From Latin vitellus (a little calf, the yolk of an egg) +‎ -ary.

Adjective

vitellary (comparative more vitellary, superlative most vitellary)

  1. (biology) Vitelline.
    • 1841, Rudolph Wagner, Elements of Physiology, page 125:
      The intestine makes several turns outside of the umbilicus, and continues in communication with the vitellary sac by means of the vitellary duct; upon the inner surface of the vitellary sac, and over the tortuous veins, membranous productions — puckered or wrinkled folds — make their appearance;
    • 1843 October, T. Wharton Jones, “Report on the Ovum of Man and the Mammifera, Before and After Fecundation”, in The British and Foreign Medical Review or Quarterly Journal, volume 16., page 553:
      The gelatinous-looking investment which, as above seen, the ovum in the Fallopian tube presents in addition to the vitellary membrane (zona) of the ovarian ovum, was first indicated by the author of this report as the future chorion.
    • 1852, Charles Delucena Meigs, Obstetrics: the science and the art, page 126:
      I shall here offer the remark, that if the concave superficies of the ovisac, or inner concentric, is really charged with the office of producing or excreting the vitellary matter of the ovulum, which must be admitted, even if we allow to that body the metabolic and plastic cell-force, (for it must, at least, be the producer of the cytoblatem of the cell,) there is no very great difficulty in admitting that the convex or exterior superficies of the same membrane may exercise the same functions as the dominant of those elective affinities which must be supposed as to every vital excrete.
    • 1973, Hormone Research - Volume 3, page 7:
      Vitellary degeneration is recognizable as early as 4 days after injection of HCG.

Noun

vitellary (plural vitellaries)

  1. (biology) A cluster of undeveloped eggs within the ovary of a female bird.
    • 1879, John Moore, ‎William Bernhard Tegetmeier, Moore's Columbarium, page 9:
      It is the Opinion of most, and that no without great Probability, that all the Eggs a Hen will ever lay, are contain'd in this Vitellary or Cluster, and that as soon as this Number is exhausted, she will become effœte or barren.
    • 1884, Sir Thomas Browne, ‎Simon Wilkin, The Works of Sir Thomas Browne, page 373:
      A greater difficulty, in the doctrine of eggs, is, how the sperm of the cock prolificates and makes the oval conception fruitful, or how it attaineth unto every egg, since the vitellary or place of the yolk is very high; since the ovary or part where the white involveth it, is in the second region of the matrix, which is somewhat long and inverted; since also a cock will in one day fertilate the whole racemation or cluster of eggs, which are not excluded in many weeks after.
    • 1914, “The Foundations of Morphologic Embryology”, in Pamphlets on Biology: Kofoid collection - Volume 1308, page 137:
      Highmore also controverted the idea of Fabricius that the cicatricula is a scar left by "breaking of the footstock, by which it was fastened to the Hen," and added, "Parisanus though it the seed of the cock, but I think it to be the seminal Atomes derived from both" the cock and hen for it is already present "when the eggs are but small little grains contained in the Egg-bag or Vitellary."
    • 1977, Polish Archives of Hydrobiology, page 337:
      Caloricity of the body of B. rubens was determine in preovigerous females, aged>24 h, in which it is probably higher (due to the development of ovary and vitellary), than in the precedent period of growth.
  2. The vitelline gland; a gland that produces yolk in some worms.
    • 1911, The Encyclopaedia Britannica, page 762:
      In Asplanchnaceae, the germary is median, continuous at the distal end with the middle of the transverse horseshoe-shaped vitellary.
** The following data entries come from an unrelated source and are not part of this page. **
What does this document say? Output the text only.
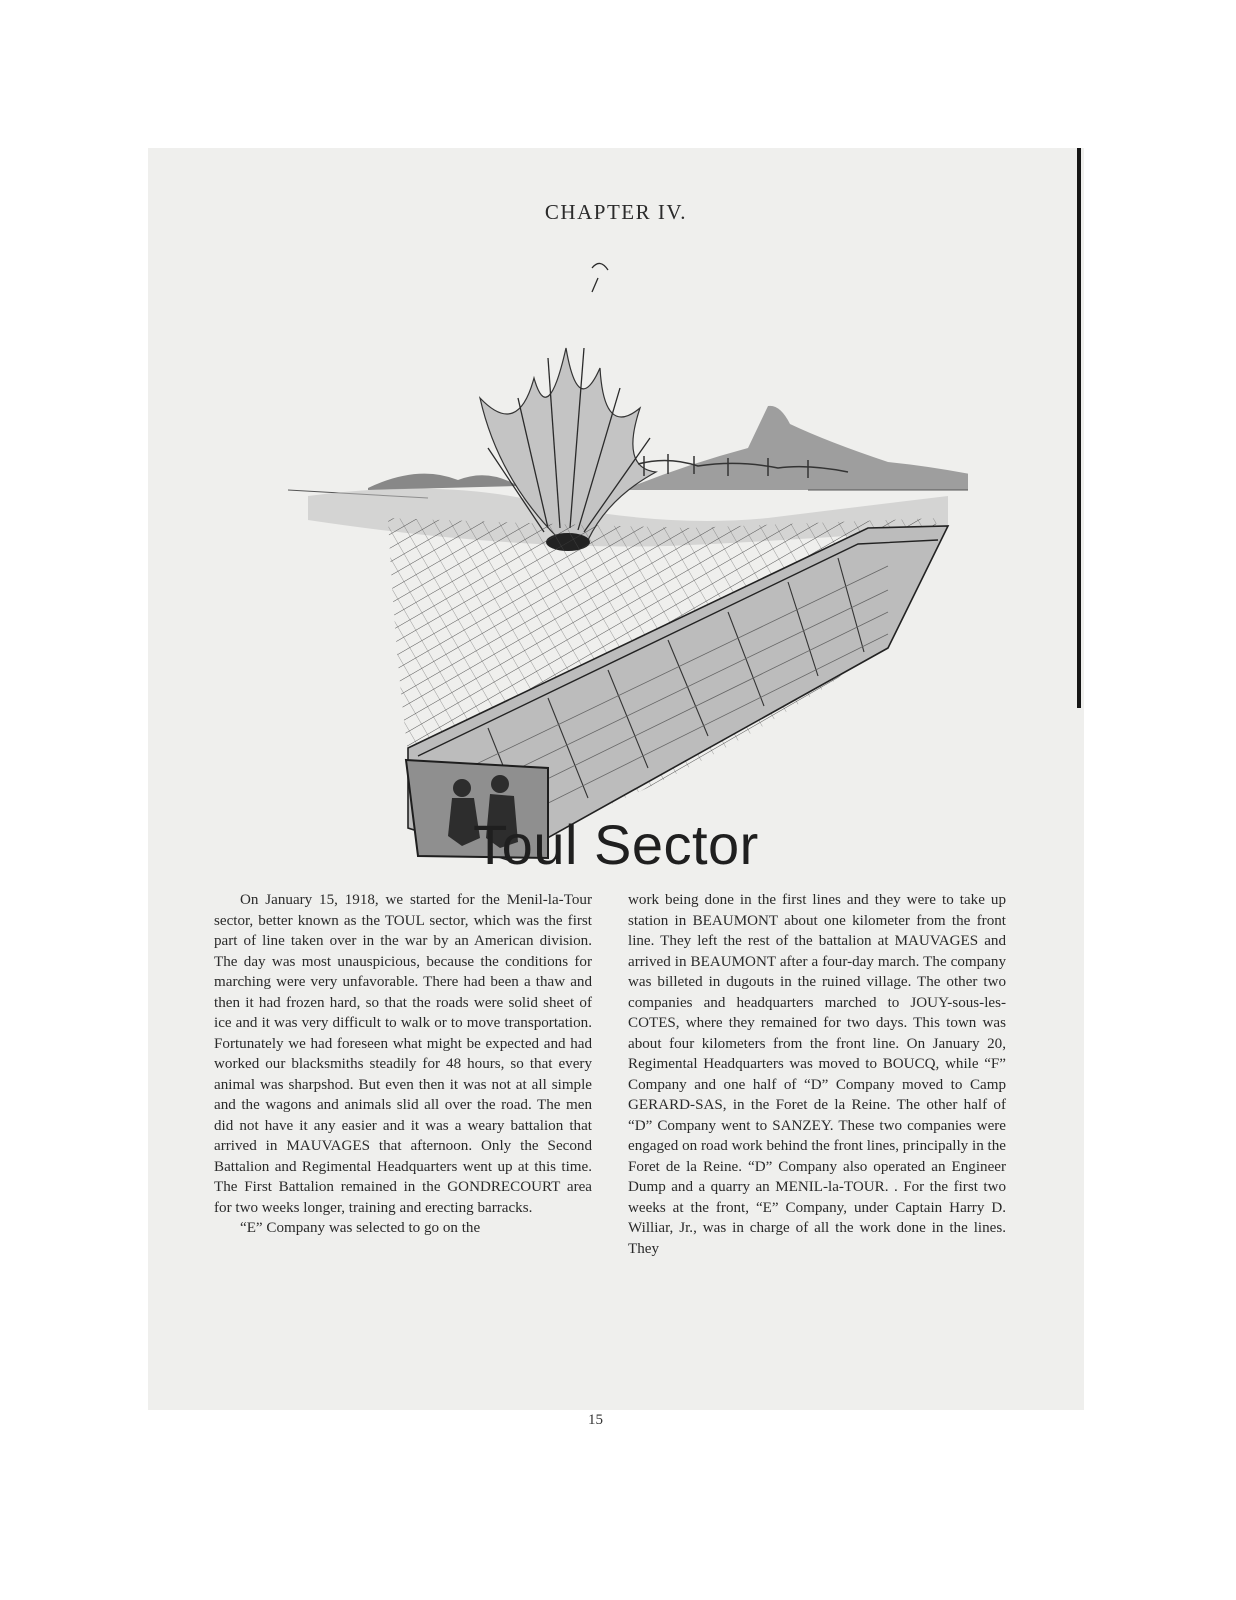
CHAPTER IV.
Toul Sector

On January 15, 1918, we started for the Menil-la-Tour sector, better known as the TOUL sector, which was the first part of line taken over in the war by an American division. The day was most unauspicious, because the conditions for marching were very unfavorable. There had been a thaw and then it had frozen hard, so that the roads were solid sheet of ice and it was very difficult to walk or to move transportation. Fortunately we had foreseen what might be expected and had worked our blacksmiths steadily for 48 hours, so that every animal was sharpshod. But even then it was not at all simple and the wagons and animals slid all over the road. The men did not have it any easier and it was a weary battalion that arrived in MAUVAGES that afternoon. Only the Second Battalion and Regimental Headquarters went up at this time. The First Battalion remained in the GONDRECOURT area for two weeks longer, training and erecting barracks.

“E” Company was selected to go on the

work being done in the first lines and they were to take up station in BEAUMONT about one kilometer from the front line. They left the rest of the battalion at MAUVAGES and arrived in BEAUMONT after a four-day march. The company was billeted in dugouts in the ruined village. The other two companies and headquarters marched to JOUY-sous-les-COTES, where they remained for two days. This town was about four kilometers from the front line. On January 20, Regimental Headquarters was moved to BOUCQ, while “F” Company and one half of “D” Company moved to Camp GERARD-SAS, in the Foret de la Reine. The other half of “D” Company went to SANZEY. These two companies were engaged on road work behind the front lines, principally in the Foret de la Reine. “D” Company also operated an Engineer Dump and a quarry an MENIL-la-TOUR. . For the first two weeks at the front, “E” Company, under Captain Harry D. Williar, Jr., was in charge of all the work done in the lines. They

15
In Bdelloidaceae and Seisonaceae the whole organ is paired, the germary proximal, the vitellary next the cloaca.
    • 1990, Microfauna marina - Volume 6, page 81:
      The germary is ventrolaterally joint to the syncytial tissue. Mouth of the vitellary not seen .
    • 2004, D.R. Khanna, Biology Of Helminthes, page 30:
      The ootype is also connected with vitellaries, their secretion providing the embryo with yolk and participating in the egg shell formation.